Pa. prayer services aimed at stopping school violence

August 26, 2002|by STACEY DANZUSO

CHAMBERSBURG, Pa. - Five years ago, Sherry Cline, shocked by the violence of the Paducah, Ky., school shooting, wondered what local communities could do to prevent a similar scenario from unfolding here.

"What was impressed upon me as I was watching the different televised vigils was that maybe if the communities would have thought of the Lord first, maybe it would have helped prevent the violence from happening," Cline said.

On Dec. 1, 1997, 14-year-old Michael Carneal opened fire on a group of students finishing their daily prayer. Three students were left dead and five were wounded.

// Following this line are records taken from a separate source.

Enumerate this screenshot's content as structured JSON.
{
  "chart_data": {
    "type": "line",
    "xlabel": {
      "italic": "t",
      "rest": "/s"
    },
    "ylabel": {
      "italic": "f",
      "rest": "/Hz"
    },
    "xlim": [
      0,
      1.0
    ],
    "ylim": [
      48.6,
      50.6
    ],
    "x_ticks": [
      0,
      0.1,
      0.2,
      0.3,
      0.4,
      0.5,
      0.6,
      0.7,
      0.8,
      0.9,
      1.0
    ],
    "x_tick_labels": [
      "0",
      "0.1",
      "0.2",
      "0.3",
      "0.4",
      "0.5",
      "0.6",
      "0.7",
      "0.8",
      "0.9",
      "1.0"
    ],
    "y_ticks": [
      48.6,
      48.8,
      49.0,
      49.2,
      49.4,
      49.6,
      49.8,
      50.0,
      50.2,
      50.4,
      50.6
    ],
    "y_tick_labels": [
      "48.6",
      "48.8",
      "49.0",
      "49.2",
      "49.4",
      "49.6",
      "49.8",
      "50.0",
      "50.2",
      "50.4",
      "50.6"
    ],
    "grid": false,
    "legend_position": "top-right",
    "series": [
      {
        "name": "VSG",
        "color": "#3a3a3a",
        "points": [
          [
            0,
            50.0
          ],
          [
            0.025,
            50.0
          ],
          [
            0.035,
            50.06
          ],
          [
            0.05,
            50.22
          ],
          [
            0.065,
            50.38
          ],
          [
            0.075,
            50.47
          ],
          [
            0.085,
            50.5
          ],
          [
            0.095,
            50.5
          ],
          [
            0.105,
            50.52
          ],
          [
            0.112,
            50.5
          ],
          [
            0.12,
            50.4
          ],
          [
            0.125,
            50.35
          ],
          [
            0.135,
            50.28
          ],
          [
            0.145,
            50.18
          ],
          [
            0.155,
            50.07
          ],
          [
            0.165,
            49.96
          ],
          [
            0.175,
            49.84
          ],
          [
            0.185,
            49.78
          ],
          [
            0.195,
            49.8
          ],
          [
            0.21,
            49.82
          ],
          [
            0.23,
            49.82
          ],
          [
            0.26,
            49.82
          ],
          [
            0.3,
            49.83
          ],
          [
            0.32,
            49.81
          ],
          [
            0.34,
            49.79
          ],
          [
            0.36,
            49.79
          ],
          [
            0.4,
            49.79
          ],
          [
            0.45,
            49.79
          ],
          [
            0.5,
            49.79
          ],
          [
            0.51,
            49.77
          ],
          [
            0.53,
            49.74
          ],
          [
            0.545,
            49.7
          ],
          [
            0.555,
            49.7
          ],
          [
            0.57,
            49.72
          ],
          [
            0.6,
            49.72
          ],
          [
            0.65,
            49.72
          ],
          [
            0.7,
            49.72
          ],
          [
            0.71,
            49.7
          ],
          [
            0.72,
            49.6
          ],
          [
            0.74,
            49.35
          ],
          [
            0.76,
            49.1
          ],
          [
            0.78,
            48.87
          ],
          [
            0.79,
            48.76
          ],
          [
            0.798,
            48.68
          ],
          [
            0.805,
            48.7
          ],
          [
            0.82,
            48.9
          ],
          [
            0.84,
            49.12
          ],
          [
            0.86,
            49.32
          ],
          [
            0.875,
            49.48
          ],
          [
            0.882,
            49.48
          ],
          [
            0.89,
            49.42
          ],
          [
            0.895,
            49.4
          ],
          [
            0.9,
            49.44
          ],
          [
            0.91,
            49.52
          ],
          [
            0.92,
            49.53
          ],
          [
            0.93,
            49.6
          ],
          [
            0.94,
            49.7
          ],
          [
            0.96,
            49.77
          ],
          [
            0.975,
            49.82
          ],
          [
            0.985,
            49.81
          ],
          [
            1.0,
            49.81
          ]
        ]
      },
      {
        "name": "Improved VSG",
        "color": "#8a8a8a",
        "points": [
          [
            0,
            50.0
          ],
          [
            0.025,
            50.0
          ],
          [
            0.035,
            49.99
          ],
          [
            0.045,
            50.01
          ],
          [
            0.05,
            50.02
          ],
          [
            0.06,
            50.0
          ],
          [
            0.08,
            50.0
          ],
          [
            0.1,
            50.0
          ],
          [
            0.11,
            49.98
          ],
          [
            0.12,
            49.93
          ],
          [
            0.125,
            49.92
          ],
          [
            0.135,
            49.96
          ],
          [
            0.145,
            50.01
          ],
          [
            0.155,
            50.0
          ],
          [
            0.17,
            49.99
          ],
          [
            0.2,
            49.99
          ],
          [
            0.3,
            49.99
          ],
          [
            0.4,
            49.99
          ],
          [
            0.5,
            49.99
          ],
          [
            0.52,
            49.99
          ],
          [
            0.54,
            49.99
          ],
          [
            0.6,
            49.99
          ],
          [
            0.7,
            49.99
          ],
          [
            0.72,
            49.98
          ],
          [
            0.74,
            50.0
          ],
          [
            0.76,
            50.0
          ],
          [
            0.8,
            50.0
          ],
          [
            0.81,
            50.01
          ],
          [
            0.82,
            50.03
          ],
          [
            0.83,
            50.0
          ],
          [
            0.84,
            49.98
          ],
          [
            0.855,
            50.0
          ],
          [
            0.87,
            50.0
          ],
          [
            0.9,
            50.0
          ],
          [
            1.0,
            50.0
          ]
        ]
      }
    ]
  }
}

That incident prompted Cline to establish back-to-school prayer services, which are now held annually in Franklin County's six public high schools.

The services are sponsored by a few local ministries and Christian groups.

Sunday, several hundred people turned out for the fifth annual prayer services against violence, including more than 200 at Chambersburg Area Senior High School.

Parents, children, grandparents and school staff enjoyed spiritual music and divided into smaller groups to say prayers at individual locations.

"One prayer station is the bathroom because that is where a lot of bullying, sex, drugs and those types of things happen," Cline said. "The stations represent specific concerns."

Among the spots at Chambersburg Area Senior High School were the gymnasium, athletic fields, a classroom and the bus loop.

"There are peer pressure issues right here where people hang out," said prayer guide Phil Byers as his group stopped at the bus circle.

Judy Newell, of Chambersburg, said she learned about the event when reading her church bulletin an hour earlier.

"I was just reading it at 2 p.m. I thought this was something I needed to do," she said. "I came to pray. I have grandkids in the district."

Others like Kathy Coppens thought it would be a good idea to bring their children along to pray as they head back to school.

Coppens said she and her children, Karli, 8, and Kenny, 5, heard about the prayer service through church.

The service at Chambersburg Area Senior High School ended in the gymnasium, where people had the opportunity to sign prayers for specific district schools.

Cline said the simultaneous prayer services are primarily anti-violence.

"I felt strongly if we could get the communities together in prayer it could be God first, and we could try to prevent the violence from happening," she said.

Cline emphasized the event is not school-sponsored, and the Christian organizations that sponsor it rent the facilities.

She said the event was only held at Waynesboro Area High School the first year and slowly expanded to include Chambersburg Area Senior High School, Greencastle-Antrim High School, James Buchanan High School, Fannett-Metal High School and Shippensburg Area High School.